Defence vs weather

The initial weather protection was an horrible plastic gazebo for £15. “We” (I) accidentally burnt an hole in the top of this.

The finished pizza oven will handle splashes of water or horizontal rain / snow. What damages it is if it gets too wet or if it keeps getting wet in the same spot eg. a roof leak / drip down the flue pipe.

We made a basic roof structure attached to the top of pre-existing sleepers.

Minor damages and cracks can be filled if you keep a small amount of spare adobe. When hot we find the same crack keeps opening up and expands with heat. the crack is nearly 5mm wide. Luckily no heat is felt through this.

The cross member you can just about see at the front is a B&Q metal bar. This was hammered flat at both ends and holes were drilled through, allowing it to be screwed into position at each end. It serves as a cross-member, helping to keep the roof structure rigid. It also helps support the weight of Jasper the cat as he is sunbathing on the roof.

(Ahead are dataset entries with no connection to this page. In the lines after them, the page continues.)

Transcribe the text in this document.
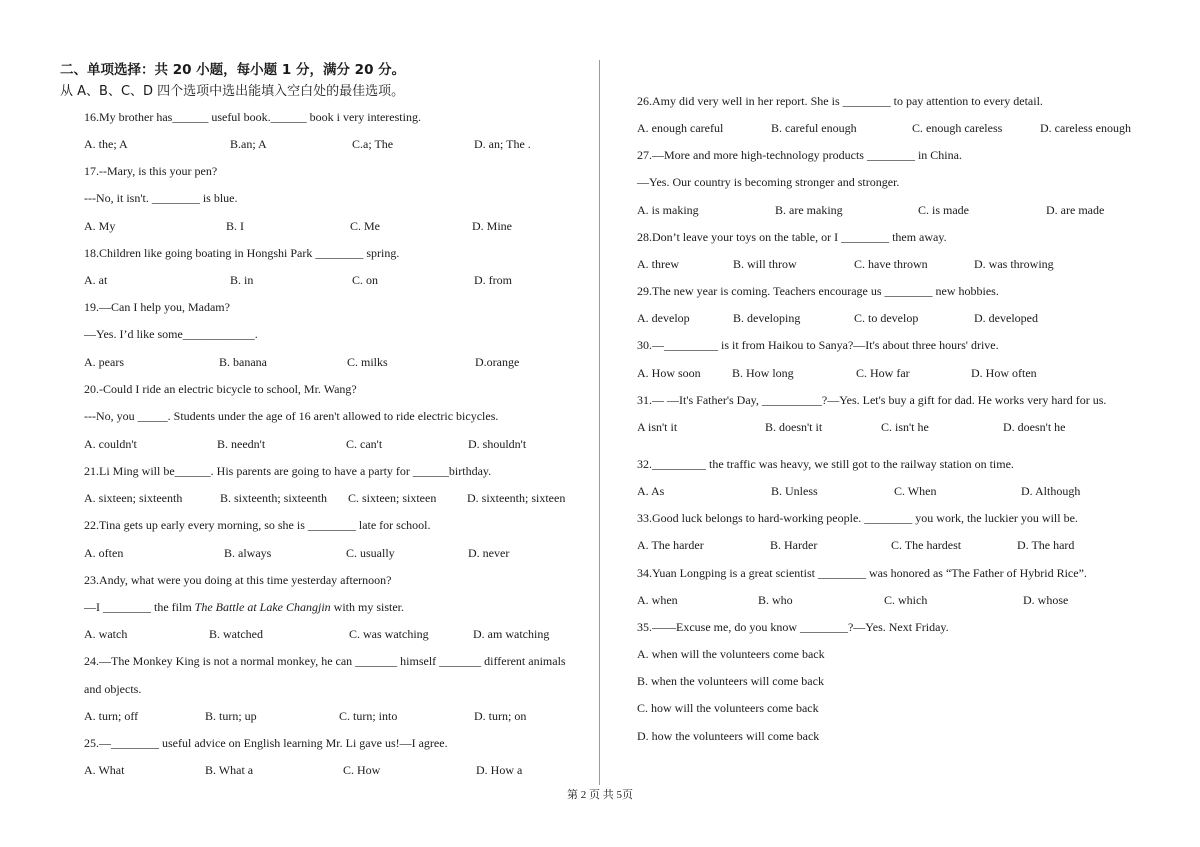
二、单项选择：共 20 小题，每小题 1 分，满分 20 分。
从 A、B、C、D 四个选项中选出能填入空白处的最佳选项。
16.My brother has______ useful book.______ book i very interesting.
A. the; A	B.an; A	C.a; The	D. an; The .
17.--Mary, is this your pen?
---No, it isn't. ________ is blue.
A. My	B. I	C. Me	D. Mine
18.Children like going boating in Hongshi Park ________ spring.
A. at	B. in	C. on	D. from
19.—Can I help you, Madam?
—Yes. I’d like some____________.
A. pears	B. banana	C. milks	D.orange
20.-Could I ride an electric bicycle to school, Mr. Wang?
---No, you _____. Students under the age of 16 aren't allowed to ride electric bicycles.
A. couldn't	B. needn't	C. can't	D. shouldn't
21.Li Ming will be______. His parents are going to have a party for ______birthday.
A. sixteen; sixteenth	B. sixteenth; sixteenth C. sixteen; sixteen	D. sixteenth; sixteen
22.Tina gets up early every morning, so she is ________ late for school.
A. often	B. always	C. usually	D. never
23.Andy, what were you doing at this time yesterday afternoon?
—I ________ the film The Battle at Lake Changjin with my sister.
A. watch	B. watched	C. was watching	D. am watching
24.—The Monkey King is not a normal monkey, he can _______ himself _______ different animals
and objects.
A. turn; off	B. turn; up	C. turn; into	D. turn; on
25.—________ useful advice on English learning Mr. Li gave us!—I agree.
A. What	B. What a	C. How	D. How a
26.Amy did very well in her report. She is ________ to pay attention to every detail.
A. enough careful	B. careful enough	C. enough careless	D. careless enough
27.—More and more high-technology products ________ in China.
—Yes. Our country is becoming stronger and stronger.
A. is making	B. are making	C. is made	D. are made
28.Don’t leave your toys on the table, or I ________ them away.
A. threw	B. will throw	C. have thrown	D. was throwing
29.The new year is coming. Teachers encourage us ________ new hobbies.
A. develop	B. developing	C. to develop	D. developed
30.—_________ is it from Haikou to Sanya?—It's about three hours' drive.
A. How soon	B. How long	C. How far	D. How often
31.— —It's Father's Day, __________?—Yes. Let's buy a gift for dad. He works very hard for us.
A isn't it	B. doesn't it	C. isn't he	D. doesn't he
32._________ the traffic was heavy, we still got to the railway station on time.
A. As	B. Unless	C. When	D. Although
33.Good luck belongs to hard-working people. ________ you work, the luckier you will be.
A. The harder	B. Harder	C. The hardest	D. The hard
34.Yuan Longping is a great scientist ________ was honored as “The Father of Hybrid Rice”.
A. when	B. who	C. which	D. whose
35.——Excuse me, do you know ________?—Yes. Next Friday.
A. when will the volunteers come back
B. when the volunteers will come back
C. how will the volunteers come back
D. how the volunteers will come back
第 2 页 共 5页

All wood used is tanalised, pressure-treated, so hopefully the wood should last 10 years+.

Heat-proofing pizza over roof

Luckily no part of the wood structure get hot. The outside of the clay dome gets to about 75 degrees celsius at maximum, but only when the fire has been running for several hours. It takes over 2 hours before any heat is felt externally.

The chromed flue pipe exiting the roof is double-walled, with insulation between walls. This means the wood does not get hot, even where it is touching the flue pipe. This pipe would get very hot if it was a single=walled pipe and flames are often seen coming out of the flue pipe.